Accordingly, an assembly was held, in which Alcibiades complained with much lamentation of his personal misfortune in being exiled; he also spoke at length on matters of state, inspiring in them no slight hopes regarding the future, and went on to magnify to excess his own influence with Tissaphernes. His object was that those who were in control of the oligarchy at home should fear him and that the political clubs which conspired against him should more surely be broken up; also that the army at Samos should hold him in greater honour and feel a greater degree of confidence themselves; and finally that the enemy should be filled with all possible suspicions of Tissaphernes and so deprived of their present hopes. Accordingly, Alcibiades in a spirit of boasting went on and made these great promises:
that Tissaphernes had solemnly pledged to him that, if he could but trust the Athenians, so long as he had anything left of his own they should not lack subsistence, no, not even if in the end he had to sell his own bed; and that he would bring the Phoenician ships, which were already at Aspendus, and deliver them to the Athenians and not to the Peloponnesians; but, he had added, he could place confidence in the Athenians only on condition that he, Alcibiades, should be restored in safety and become surety to him.

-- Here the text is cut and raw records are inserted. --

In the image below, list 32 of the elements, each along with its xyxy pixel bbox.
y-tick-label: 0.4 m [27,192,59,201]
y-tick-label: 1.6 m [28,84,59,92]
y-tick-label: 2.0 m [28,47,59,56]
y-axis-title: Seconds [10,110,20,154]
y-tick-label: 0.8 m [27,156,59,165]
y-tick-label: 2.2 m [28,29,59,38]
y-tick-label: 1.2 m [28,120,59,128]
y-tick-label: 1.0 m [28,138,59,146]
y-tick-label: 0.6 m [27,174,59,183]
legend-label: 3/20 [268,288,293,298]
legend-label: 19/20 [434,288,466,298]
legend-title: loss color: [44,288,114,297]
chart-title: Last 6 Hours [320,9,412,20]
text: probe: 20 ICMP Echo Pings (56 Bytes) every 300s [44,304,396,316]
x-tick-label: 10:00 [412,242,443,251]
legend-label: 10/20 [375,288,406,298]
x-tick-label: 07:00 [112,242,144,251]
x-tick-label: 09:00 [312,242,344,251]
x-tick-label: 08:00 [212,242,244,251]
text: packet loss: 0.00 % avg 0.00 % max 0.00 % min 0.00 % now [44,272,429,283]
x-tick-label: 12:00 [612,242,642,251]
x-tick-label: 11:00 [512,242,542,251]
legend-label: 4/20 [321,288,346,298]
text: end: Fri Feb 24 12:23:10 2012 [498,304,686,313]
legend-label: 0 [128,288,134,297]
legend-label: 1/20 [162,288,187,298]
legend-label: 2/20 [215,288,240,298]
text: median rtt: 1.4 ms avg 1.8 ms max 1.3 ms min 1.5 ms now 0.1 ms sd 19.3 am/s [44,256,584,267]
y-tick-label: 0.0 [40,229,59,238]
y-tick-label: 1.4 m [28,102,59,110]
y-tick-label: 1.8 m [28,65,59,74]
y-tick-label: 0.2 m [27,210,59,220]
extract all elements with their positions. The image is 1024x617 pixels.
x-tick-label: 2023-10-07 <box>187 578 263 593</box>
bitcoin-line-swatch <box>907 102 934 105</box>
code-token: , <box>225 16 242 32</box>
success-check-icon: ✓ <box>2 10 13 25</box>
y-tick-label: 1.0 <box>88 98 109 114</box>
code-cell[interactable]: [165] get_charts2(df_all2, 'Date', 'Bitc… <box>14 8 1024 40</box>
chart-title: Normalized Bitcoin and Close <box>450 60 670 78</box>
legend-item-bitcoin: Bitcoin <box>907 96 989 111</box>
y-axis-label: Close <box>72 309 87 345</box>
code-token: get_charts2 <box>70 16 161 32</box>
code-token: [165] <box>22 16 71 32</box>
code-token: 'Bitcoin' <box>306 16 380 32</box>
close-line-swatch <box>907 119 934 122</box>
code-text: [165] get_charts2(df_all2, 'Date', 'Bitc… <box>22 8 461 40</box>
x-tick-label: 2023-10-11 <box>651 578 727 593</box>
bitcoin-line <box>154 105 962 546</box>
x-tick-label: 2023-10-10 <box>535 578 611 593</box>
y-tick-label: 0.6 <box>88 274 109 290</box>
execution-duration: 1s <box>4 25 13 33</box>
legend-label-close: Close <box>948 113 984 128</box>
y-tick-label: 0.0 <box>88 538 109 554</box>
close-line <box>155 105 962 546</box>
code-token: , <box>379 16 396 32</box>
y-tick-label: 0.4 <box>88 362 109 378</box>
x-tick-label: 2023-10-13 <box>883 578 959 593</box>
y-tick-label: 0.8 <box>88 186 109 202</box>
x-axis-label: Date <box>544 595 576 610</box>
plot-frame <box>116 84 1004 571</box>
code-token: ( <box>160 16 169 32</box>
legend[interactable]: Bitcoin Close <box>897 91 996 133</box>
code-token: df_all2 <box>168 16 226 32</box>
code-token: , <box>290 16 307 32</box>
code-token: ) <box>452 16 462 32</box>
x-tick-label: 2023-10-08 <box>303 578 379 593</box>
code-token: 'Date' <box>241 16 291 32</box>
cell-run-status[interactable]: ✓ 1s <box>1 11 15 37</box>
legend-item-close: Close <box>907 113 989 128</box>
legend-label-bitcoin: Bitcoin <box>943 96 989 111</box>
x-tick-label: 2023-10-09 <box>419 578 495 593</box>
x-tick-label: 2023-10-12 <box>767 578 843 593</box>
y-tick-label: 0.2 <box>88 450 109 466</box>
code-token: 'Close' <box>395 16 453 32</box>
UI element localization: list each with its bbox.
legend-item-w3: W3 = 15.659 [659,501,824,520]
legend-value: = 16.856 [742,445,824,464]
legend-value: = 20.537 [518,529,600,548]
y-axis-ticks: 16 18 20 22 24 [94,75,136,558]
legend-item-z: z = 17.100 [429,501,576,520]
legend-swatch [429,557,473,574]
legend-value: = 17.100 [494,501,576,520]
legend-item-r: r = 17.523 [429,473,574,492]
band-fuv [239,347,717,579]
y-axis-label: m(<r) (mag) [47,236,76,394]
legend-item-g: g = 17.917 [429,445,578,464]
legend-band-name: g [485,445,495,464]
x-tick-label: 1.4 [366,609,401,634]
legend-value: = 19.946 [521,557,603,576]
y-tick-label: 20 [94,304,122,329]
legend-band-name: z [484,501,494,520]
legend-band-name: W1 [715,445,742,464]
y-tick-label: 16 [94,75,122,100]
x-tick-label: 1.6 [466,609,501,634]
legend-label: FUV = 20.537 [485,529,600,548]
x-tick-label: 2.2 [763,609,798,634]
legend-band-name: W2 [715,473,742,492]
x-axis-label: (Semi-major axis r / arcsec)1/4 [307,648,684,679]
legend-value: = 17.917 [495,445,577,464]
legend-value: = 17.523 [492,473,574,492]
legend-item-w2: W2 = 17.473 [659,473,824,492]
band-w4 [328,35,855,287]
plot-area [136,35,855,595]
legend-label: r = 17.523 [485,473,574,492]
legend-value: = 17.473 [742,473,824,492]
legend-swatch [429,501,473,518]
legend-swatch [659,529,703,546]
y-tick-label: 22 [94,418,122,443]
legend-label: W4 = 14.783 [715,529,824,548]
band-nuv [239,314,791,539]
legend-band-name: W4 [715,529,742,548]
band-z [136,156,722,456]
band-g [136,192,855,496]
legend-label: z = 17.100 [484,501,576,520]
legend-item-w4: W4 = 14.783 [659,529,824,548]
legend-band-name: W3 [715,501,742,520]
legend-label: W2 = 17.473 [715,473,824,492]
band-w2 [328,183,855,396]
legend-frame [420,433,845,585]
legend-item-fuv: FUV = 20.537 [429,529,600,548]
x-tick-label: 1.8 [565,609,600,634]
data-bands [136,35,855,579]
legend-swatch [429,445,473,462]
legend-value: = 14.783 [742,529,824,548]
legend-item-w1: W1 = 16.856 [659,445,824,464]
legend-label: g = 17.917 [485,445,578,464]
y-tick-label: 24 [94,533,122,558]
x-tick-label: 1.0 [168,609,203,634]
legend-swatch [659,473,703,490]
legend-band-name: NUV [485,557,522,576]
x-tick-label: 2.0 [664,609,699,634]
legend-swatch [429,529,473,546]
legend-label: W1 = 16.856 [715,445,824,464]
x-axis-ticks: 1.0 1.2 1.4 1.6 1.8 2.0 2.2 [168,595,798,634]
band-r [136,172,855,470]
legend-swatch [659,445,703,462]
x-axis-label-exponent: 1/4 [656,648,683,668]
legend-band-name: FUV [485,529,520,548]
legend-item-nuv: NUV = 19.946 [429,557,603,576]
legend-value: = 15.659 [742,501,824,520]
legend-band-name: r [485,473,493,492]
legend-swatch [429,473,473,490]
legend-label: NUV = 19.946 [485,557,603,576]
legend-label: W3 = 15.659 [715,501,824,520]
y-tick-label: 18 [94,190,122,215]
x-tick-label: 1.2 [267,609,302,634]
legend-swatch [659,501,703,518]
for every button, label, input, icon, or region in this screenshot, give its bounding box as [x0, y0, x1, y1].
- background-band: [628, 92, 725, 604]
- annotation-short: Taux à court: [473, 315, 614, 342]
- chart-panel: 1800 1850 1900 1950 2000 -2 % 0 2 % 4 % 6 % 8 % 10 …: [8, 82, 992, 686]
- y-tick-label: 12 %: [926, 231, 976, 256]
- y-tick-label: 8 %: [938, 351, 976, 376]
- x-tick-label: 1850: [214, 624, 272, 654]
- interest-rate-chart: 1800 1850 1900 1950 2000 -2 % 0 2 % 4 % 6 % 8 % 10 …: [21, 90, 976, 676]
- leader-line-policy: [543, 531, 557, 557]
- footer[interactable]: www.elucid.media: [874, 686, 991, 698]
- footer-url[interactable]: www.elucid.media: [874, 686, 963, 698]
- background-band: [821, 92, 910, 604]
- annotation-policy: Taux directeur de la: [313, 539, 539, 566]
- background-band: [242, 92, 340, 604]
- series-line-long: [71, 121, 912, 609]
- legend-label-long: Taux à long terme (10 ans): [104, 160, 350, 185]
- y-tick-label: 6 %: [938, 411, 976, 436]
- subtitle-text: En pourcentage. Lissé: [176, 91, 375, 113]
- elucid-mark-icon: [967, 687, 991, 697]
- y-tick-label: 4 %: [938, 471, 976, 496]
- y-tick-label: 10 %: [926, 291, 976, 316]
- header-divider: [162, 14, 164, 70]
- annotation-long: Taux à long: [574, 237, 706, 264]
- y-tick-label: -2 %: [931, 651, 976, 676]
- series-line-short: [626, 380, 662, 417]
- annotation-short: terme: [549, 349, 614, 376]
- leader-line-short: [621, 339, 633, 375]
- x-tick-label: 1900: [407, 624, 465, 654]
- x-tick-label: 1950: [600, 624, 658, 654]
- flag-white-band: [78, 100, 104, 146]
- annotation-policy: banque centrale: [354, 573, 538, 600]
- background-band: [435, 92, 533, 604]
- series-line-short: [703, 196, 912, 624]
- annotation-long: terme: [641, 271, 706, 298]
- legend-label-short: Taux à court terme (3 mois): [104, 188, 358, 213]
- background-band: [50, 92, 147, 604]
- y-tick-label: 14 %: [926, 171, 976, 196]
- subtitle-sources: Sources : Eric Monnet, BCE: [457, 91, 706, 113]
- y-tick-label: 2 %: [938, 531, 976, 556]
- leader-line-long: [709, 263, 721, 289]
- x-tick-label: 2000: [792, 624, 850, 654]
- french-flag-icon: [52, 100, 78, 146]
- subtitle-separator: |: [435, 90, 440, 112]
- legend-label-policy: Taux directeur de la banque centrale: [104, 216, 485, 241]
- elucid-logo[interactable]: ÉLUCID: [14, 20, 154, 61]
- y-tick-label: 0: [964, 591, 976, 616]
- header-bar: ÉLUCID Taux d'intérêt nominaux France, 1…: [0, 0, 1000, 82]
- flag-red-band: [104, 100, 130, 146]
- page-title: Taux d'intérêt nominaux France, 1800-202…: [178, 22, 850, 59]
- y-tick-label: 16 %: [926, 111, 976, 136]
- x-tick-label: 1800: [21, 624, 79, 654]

As they heard these and many other promises, they not only elected Alcibiades general without delay, to act with the generals already in office, but also entrusted to him all their affairs; and there was not a man of them that would have exchanged for anything his present hopes both of his own safety and of having revenge upon the Four Hundred, and they were ready at that moment both to despise their present enemies on the strength of the words they had heard and to sail to the attack of Peiraeus.